Calibrating quantum gates up to 52 qubits in a superconducting processor

Abstract

Benchmarking large-scale quantum gates, typically involving multiple native two-qubit and single-qubit gates, is crucial in quantum computing. Global fidelity, encompassing information about inter-gate correlations, offers a comprehensive metric for evaluating and optimizing gate performance, unlike the fidelities of individual local native gates. In this work, utilizing the character-average benchmarking protocol implementable in a shallow circuit, we successfully benchmark gate fidelities up to 52 qubits. Notably, we achieved a fidelity of 63.09% ± 0.23% for a 44-qubit parallel CZ gate.
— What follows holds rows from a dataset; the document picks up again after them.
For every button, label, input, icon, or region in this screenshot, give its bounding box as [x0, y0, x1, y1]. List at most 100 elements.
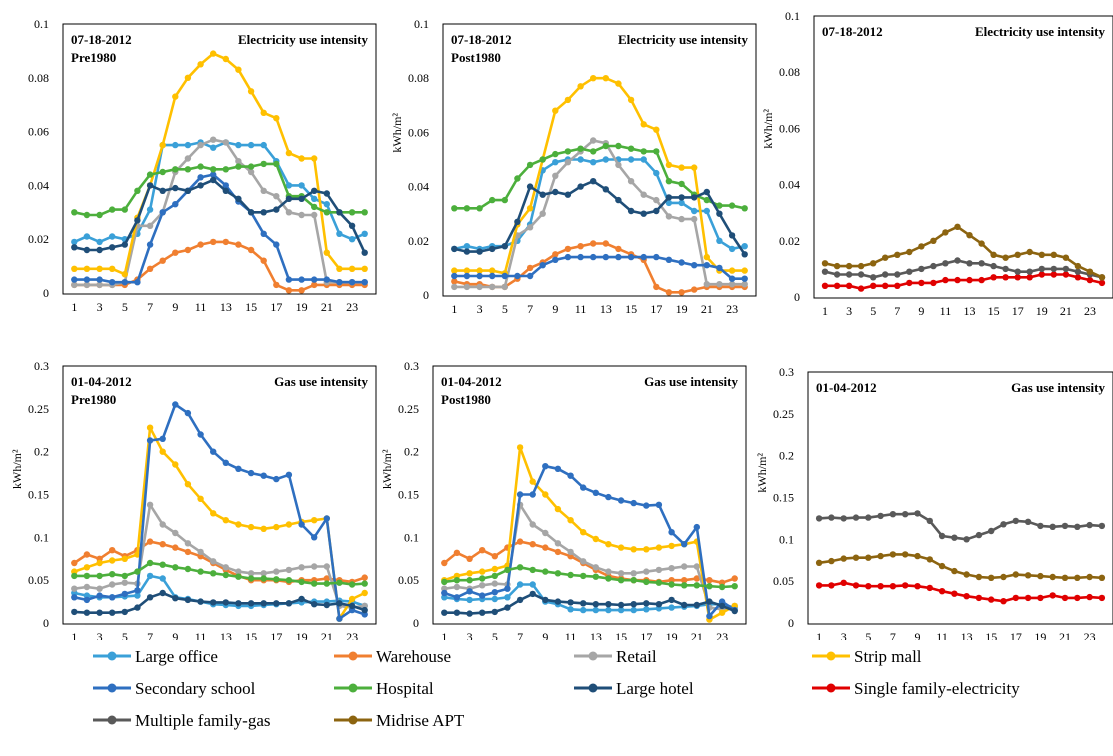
data-point	[1049, 523, 1056, 530]
data-point	[655, 601, 663, 608]
data-point	[870, 260, 877, 267]
data-point	[463, 267, 471, 274]
data-point	[1086, 573, 1093, 581]
x-tick-label: 7	[894, 304, 900, 318]
data-point	[184, 596, 192, 604]
data-point	[815, 582, 823, 589]
x-tick-label: 1	[822, 304, 828, 318]
y-tick-label: 0.15	[28, 488, 49, 502]
data-point	[323, 190, 330, 197]
data-point	[197, 61, 204, 68]
data-point	[930, 237, 937, 244]
chart-title: Gas use intensity	[1011, 380, 1105, 395]
data-point	[1074, 268, 1082, 275]
data-point	[134, 568, 141, 575]
data-point	[83, 551, 91, 558]
x-tick-label: 13	[964, 304, 976, 318]
data-point	[121, 608, 128, 616]
data-point	[260, 109, 267, 117]
legend-swatch-marker	[348, 683, 358, 693]
data-point	[479, 609, 486, 616]
data-point	[146, 424, 154, 431]
data-point	[121, 572, 128, 580]
data-point	[348, 595, 356, 603]
data-point	[978, 276, 985, 284]
data-point	[678, 259, 685, 266]
y-tick-label: 0.2	[404, 445, 419, 459]
data-point	[728, 232, 736, 239]
x-tick-label: 23	[346, 630, 358, 640]
data-point	[821, 268, 829, 275]
data-point	[172, 564, 179, 571]
data-point	[951, 534, 958, 541]
data-point	[451, 245, 458, 253]
data-point	[643, 578, 650, 586]
data-point	[197, 495, 204, 502]
data-point	[902, 582, 909, 589]
data-point	[590, 178, 597, 185]
data-point	[348, 581, 356, 588]
data-point	[121, 279, 128, 286]
data-point	[1014, 274, 1021, 281]
data-point	[514, 175, 521, 182]
data-point	[184, 141, 192, 149]
data-point	[83, 583, 91, 591]
data-point	[821, 282, 829, 289]
chart-grid: 00.020.040.060.080.11 3 5 7 9 11 13 15 17 19 21 230…	[10, 9, 1113, 640]
data-point	[247, 600, 255, 607]
data-point	[441, 578, 448, 586]
x-tick-label: 13	[220, 300, 232, 314]
x-tick-label: 7	[527, 302, 533, 316]
data-point	[640, 121, 647, 128]
data-point	[1098, 594, 1106, 602]
data-point	[298, 155, 305, 162]
data-point	[653, 148, 660, 155]
series-strip-mall	[71, 424, 368, 622]
data-point	[529, 521, 536, 528]
data-point	[273, 160, 280, 168]
data-point	[580, 558, 587, 565]
data-point	[210, 570, 217, 577]
data-point	[222, 187, 229, 194]
data-point	[235, 163, 242, 170]
x-tick-label: 13	[590, 630, 602, 640]
data-point	[889, 583, 897, 590]
data-point	[222, 139, 229, 146]
data-point	[285, 149, 293, 157]
data-point	[554, 465, 562, 472]
data-point	[693, 582, 700, 589]
data-point	[877, 512, 884, 520]
data-point	[653, 196, 660, 204]
data-point	[668, 604, 675, 611]
data-point	[159, 187, 166, 194]
data-point	[605, 601, 612, 608]
data-point	[361, 580, 368, 587]
data-point	[466, 596, 473, 604]
data-point	[564, 148, 572, 155]
data-point	[821, 260, 829, 267]
data-point	[1050, 271, 1058, 278]
data-point	[1098, 274, 1106, 281]
data-point	[580, 484, 587, 491]
x-tick-label: 19	[1034, 630, 1046, 640]
data-point	[877, 552, 884, 560]
data-point	[691, 262, 698, 269]
data-point	[906, 248, 913, 256]
y-tick-label: 0.15	[398, 488, 419, 502]
data-point	[865, 554, 872, 561]
data-point	[491, 572, 498, 580]
data-point	[501, 283, 508, 291]
data-point	[577, 253, 584, 261]
legend-swatch-marker	[107, 683, 117, 693]
data-point	[554, 540, 562, 547]
x-tick-label: 5	[122, 300, 128, 314]
data-point	[235, 465, 242, 472]
data-point	[640, 191, 647, 198]
y-tick-label: 0.06	[408, 125, 429, 139]
data-point	[184, 481, 192, 488]
data-point	[1049, 573, 1056, 581]
data-point	[741, 267, 748, 274]
data-point	[109, 233, 116, 240]
data-point	[938, 588, 946, 595]
data-point	[865, 583, 872, 590]
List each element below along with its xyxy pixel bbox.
Utilizing the global fidelity of the parallel CZ gate, we explore the correlations among local CZ gates by introducing an inter-gate correlation metric, enabling one to simultaneously quantify crosstalk error when benchmarking gate fidelity. Finally, we apply our methods in gate optimization. By leveraging global fidelity for optimization, we enhance the fidelity of a 6-qubit parallel CZ gate from 87.65% to 92.04% and decrease the gate correlation from 3.53% to 3.22%, compared to local gate fidelity-based optimization. The experimental results align well with our established composite noise model, incorporating depolarizing and ZZ-coupling noises, and provide valuable insight into further study and mitigation of correlated noise.